If you stood outside the funeral home of that poor undertaker who was trying to do the right thing, if you held a stupid handmade sign, if you wrapped yourself in an American flag and yelled nonsense into a TV camera, congratulations, because you did what Tamerlan Tsarnaev wanted.

If you are obsessed with the mortal ­remains of a despicable sociopath, congratulations, because you are keeping him relevant.

If you have verbally abused a Muslim ­because the bombers were Muslim, congratulations, because you have done what the bombers wanted.

If you are that guy in my hometown, Malden, who screamed at Heba Abolaban, a Palestinian woman wearing a head scarf, calling her a terrorist, congratulations, ­because you did exactly what the bombers hoped you’d do.

Abolaban is a doctor who has helped more Americans than the moron who abused her ever will.
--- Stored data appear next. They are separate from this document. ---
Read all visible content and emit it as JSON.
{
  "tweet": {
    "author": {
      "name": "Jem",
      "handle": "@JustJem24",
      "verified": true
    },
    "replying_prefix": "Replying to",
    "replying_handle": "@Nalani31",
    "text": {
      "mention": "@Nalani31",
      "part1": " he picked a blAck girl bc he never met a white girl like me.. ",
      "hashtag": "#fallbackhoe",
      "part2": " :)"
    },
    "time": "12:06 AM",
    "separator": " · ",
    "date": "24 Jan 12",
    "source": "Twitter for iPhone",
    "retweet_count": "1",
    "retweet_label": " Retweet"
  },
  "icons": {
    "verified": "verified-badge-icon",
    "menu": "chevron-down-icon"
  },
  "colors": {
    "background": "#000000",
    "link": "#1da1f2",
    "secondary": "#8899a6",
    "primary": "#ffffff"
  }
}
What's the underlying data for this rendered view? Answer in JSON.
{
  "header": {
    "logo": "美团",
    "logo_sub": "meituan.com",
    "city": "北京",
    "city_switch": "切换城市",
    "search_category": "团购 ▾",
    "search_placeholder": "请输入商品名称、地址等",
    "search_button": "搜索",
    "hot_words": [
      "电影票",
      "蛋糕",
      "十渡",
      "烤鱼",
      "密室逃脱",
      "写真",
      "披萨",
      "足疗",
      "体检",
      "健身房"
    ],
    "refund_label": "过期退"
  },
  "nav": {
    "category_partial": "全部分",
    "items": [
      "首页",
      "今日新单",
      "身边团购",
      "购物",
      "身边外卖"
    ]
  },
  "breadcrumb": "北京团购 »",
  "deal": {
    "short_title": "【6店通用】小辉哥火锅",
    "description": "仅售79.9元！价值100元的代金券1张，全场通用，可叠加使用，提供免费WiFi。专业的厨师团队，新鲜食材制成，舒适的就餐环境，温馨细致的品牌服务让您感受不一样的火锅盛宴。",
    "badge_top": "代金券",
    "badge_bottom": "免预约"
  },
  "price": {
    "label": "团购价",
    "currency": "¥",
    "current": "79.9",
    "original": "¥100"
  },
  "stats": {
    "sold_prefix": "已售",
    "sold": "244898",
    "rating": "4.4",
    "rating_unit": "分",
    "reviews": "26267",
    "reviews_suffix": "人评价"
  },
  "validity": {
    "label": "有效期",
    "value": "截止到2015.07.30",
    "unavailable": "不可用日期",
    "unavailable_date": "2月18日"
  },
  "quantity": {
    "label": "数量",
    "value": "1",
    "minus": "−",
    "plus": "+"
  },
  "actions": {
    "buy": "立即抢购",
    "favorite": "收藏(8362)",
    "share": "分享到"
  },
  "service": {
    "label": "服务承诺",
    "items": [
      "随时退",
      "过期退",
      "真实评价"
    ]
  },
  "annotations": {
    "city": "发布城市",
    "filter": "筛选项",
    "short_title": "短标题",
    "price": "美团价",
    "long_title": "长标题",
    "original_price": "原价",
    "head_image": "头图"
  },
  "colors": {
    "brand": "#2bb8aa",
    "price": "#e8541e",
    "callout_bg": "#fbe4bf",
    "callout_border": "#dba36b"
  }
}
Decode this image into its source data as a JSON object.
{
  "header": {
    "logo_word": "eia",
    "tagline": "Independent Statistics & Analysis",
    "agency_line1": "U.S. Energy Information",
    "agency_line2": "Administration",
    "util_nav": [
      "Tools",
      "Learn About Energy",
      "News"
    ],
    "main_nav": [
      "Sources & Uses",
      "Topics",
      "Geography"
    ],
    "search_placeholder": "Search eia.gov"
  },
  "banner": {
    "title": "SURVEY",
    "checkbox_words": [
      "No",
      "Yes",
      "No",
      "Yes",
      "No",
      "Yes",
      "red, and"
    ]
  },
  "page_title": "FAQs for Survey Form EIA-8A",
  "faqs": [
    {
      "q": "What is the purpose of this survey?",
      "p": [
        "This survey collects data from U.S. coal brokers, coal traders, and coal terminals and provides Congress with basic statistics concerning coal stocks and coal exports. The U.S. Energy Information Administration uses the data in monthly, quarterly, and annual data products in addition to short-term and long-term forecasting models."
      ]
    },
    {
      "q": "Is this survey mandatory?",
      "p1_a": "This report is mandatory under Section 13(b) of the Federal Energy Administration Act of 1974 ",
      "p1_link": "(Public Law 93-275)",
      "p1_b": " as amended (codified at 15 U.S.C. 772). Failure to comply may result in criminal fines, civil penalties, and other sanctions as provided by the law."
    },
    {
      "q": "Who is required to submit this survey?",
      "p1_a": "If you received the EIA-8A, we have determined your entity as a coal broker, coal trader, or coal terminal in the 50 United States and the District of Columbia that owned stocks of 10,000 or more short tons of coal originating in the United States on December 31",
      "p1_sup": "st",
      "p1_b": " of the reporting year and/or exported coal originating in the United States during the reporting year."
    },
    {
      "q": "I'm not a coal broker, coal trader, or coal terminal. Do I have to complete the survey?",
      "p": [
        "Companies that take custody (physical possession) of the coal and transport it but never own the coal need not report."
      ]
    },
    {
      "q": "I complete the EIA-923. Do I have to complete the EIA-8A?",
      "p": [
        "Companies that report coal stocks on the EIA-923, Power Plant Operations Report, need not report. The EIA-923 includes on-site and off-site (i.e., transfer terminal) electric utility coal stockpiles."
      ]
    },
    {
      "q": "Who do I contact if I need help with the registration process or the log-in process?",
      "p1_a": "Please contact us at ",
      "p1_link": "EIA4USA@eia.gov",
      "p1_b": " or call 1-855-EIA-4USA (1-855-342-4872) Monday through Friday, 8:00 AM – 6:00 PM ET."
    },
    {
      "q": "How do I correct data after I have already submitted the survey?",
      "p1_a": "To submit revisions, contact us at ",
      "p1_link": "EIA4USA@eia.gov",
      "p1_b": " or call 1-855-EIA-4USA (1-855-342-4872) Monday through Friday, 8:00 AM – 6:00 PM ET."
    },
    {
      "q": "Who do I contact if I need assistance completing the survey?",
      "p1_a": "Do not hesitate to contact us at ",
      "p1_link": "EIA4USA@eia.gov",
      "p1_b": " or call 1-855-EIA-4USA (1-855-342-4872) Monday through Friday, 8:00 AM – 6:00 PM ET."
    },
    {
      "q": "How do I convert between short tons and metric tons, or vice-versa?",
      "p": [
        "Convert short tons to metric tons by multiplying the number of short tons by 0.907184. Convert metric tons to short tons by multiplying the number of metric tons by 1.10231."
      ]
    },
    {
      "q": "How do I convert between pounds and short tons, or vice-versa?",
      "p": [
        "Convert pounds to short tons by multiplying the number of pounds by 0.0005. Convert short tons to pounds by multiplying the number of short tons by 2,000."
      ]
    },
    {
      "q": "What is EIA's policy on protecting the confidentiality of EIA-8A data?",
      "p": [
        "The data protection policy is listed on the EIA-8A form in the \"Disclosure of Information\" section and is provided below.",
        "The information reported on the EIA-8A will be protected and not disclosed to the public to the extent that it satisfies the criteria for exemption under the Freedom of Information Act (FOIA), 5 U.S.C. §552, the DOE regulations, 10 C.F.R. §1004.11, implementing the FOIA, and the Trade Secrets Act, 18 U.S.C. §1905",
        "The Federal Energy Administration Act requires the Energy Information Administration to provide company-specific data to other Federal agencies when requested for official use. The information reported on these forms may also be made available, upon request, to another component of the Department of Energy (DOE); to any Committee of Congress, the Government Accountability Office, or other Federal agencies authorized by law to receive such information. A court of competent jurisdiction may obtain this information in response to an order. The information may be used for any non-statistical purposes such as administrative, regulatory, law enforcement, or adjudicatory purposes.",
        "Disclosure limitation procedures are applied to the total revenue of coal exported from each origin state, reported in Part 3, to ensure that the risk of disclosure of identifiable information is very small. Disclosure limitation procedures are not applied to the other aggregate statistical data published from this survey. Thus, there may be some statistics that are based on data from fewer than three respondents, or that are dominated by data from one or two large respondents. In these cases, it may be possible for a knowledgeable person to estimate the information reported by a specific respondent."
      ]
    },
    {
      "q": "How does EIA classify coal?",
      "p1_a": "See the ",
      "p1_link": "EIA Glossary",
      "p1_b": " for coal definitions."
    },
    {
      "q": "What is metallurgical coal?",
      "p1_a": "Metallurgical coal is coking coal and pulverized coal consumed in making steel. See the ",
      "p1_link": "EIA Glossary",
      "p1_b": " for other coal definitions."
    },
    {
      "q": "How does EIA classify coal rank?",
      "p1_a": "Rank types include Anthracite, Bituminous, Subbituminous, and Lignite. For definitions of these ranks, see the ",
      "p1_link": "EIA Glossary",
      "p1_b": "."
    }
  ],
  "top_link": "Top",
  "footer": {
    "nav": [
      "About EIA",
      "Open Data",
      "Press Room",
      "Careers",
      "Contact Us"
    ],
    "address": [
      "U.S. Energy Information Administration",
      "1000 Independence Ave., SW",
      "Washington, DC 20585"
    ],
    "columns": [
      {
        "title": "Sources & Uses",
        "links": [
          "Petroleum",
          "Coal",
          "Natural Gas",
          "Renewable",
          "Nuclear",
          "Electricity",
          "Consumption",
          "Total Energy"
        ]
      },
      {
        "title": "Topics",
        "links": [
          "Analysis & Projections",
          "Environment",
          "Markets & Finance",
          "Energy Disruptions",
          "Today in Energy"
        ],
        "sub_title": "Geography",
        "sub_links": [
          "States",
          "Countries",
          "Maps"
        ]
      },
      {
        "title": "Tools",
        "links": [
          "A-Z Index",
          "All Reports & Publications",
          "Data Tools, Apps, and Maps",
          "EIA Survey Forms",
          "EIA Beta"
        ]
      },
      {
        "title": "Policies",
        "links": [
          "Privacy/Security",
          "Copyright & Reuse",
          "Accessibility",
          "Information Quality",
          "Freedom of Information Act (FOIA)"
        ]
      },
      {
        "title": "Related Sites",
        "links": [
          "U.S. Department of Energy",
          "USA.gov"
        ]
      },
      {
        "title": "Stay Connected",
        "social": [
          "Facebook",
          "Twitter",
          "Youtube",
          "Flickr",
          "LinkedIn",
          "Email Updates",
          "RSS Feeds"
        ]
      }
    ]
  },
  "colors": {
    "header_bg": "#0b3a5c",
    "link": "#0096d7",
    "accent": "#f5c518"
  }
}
She said the Malden police officers who responded were gentle and kind, and I’m not surprised, because Malden Police Chief Kevin Molis is a good guy whose cops know whose side to be on. She appreciated that the mayor, Gary Christenson, called her.


If you are one of those drunken slobs who attacked Algerian-born student Amine Hadjeres outside a Back Bay restaurant last Saturday, I’m glad Amine popped you in the mouth. He’s a better American than you racist clowns ever will be.

Forget Tsarnaev. Stop doing his bidding.

And take comfort: He now knows there are no virgins in hell, much less 72 of them.